Member of the National Council
- In office 15 October 2002 – 4 July 2006

Personal details
- Born: 8 April 1950 Prešov, Czechoslovakia
- Died: 19 July 2024 (aged 74)
- Party: Alliance of the New Citizen Slovak Democratic and Christian Union – Democratic Party

= Peter Biroš =

Slovak politician (1950–2024)

Peter Biroš (8 April 1950 – 19 July 2024) was a Slovak politician and dental surgeon who served from 2002 to 2006 as a Member of the National Council of Slovakia.

== Biography ==
Peter Biroš was born on 8 April 1950 in Prešov. He studied dentistry at the Pavol Jozef Šafárik University, graduating in 1974. From 1997 to 1999 and again from 2002 to 2006 he was the director of the J.A. Reiman Hospital in Prešov. In addition to medical career, he was active as the sports director of the Tatran Prešov handball club.

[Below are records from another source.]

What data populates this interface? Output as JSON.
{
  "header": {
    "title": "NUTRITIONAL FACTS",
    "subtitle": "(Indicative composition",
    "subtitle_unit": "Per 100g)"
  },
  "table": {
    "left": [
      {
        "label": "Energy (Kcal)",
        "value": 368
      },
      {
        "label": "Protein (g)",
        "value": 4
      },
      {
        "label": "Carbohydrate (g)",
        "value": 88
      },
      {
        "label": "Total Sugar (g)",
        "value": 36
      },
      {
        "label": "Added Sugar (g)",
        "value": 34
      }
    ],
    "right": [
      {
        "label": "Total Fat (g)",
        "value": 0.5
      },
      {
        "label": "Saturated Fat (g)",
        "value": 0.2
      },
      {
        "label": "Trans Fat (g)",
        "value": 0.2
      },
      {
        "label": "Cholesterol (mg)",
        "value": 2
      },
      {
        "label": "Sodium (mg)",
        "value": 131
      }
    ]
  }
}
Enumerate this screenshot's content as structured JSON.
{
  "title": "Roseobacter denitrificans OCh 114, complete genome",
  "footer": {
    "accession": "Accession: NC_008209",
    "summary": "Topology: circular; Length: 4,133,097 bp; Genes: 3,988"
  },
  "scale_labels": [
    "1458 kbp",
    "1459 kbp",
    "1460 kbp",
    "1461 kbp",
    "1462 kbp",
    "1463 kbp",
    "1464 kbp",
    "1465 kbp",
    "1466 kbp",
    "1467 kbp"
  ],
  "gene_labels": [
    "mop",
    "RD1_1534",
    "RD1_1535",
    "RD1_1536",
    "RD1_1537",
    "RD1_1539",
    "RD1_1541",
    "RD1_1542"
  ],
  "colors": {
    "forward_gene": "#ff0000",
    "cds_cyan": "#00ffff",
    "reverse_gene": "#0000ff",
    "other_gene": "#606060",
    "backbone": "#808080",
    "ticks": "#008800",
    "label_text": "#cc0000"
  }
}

Biroš served as a member of the Prešov municipal assembly from 1994 until his entry to national politics in 2002. He was among founding members of the Alliance of the New Citizen party on which election list he was elected in the 2002 Slovak parliamentary election. Following a corruption scandal of the party leader Pavol Rusko, Biroš left the party. Afterwards, he was a member of the Slovak Democratic and Christian Union but did not run for an elected office again.

== Personal life and death ==
His brother Pavol Biroš was a football defender, part of the Czechoslovak squad that won the UEFA Euro 1976.

Biroš died on 19 July 2024, at the age of 74.